Progressives (including Nazis and Commies) are literally
infantile. They start by saying, in effect, “Wouldn’t it be nice if...”. This
prevents them from achieving an adult understanding that the world isn’t like
that and that wishing won’t make it so.
It is no accident, I think, that free market economics had
its origins in the Christian West. Nothing is more central to Christianity than
the Doctrine of Original Sin. We deplore human evil and have an obligation to
mitigate its effects; but we will never abolish it. The Catholic tradition with
its reverence for Reason produced Western Science, as well entirely beneficent
ideas about the value of every human life. Out of the Catholic tradition came
the Scholastics; and the Scholastics produced free market economics.
I would like to close by mentioning three living thinkers, all
Catholics, who have important things to say about Morality & Economics.
Tom Woods is an American “Austrian” historian and economist,
who has written eleven books (and counting). I am going to recommend in
particular The Church and the Market.
It is magisterial. In it he critically examines Catholic Social Teaching as
expounded in papal encyclicals in the nineteenth and twentieth centuries. Nowhere
does he question the popes’ piety or moral sentiments. He does, however, take
them and progressive Catholics to task over their economic prescriptions. He
says that, as Churchmen, they have no special insight into what effects particular
policies will have. If a pious and moral person, even a saint, were to
recommend bleeding as a remedy for all manner of diseases, his piety and morals
would not be at fault – only his medical expertise.

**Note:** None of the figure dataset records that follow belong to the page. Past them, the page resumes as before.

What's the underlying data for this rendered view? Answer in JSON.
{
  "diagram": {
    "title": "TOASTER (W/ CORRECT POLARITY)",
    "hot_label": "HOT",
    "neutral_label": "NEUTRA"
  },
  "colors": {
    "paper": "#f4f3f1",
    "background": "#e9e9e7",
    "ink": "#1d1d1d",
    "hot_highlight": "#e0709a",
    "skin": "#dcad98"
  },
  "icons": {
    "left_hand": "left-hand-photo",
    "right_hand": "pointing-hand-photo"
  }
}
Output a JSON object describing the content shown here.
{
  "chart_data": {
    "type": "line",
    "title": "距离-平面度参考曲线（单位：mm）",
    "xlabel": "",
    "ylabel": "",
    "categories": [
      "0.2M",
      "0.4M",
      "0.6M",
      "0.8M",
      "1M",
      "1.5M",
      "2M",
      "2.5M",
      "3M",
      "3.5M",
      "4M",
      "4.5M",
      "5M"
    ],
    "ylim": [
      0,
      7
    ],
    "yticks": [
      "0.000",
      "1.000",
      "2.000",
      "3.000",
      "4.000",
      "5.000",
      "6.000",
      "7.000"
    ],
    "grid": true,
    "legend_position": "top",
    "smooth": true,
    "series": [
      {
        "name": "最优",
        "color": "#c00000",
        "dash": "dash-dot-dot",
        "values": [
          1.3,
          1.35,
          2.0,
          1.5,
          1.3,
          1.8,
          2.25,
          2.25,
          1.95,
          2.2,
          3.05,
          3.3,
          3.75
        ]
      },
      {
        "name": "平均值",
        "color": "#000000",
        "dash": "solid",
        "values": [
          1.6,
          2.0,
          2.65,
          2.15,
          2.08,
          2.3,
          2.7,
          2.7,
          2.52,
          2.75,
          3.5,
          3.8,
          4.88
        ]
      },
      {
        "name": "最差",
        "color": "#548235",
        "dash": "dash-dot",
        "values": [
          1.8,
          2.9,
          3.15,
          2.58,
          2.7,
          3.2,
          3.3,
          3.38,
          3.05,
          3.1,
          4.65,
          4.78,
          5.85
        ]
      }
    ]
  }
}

Jay Richards is an American philosopher. He characterises
his attitude as a student thus: God cares about the poor. Socialism talks about
the poor. Therefore Christians should be socialists. He then goes on to
demolish eight myths relating to morality and economics. You can hear him on
YouTube: Money, Greed and God.
Arthur Brooks is the founder of The American Enterprise
Institute. He is an economist who is more interested in happiness than in
money. He claims, with justification, that the intellectual case for free
markets has been comprehensively won. The trinity of Capitalism, the Rule of
Law and Private Property has given us the greatest increase in prosperity ever.
What is needed is for free-marketeers to win the moral argument.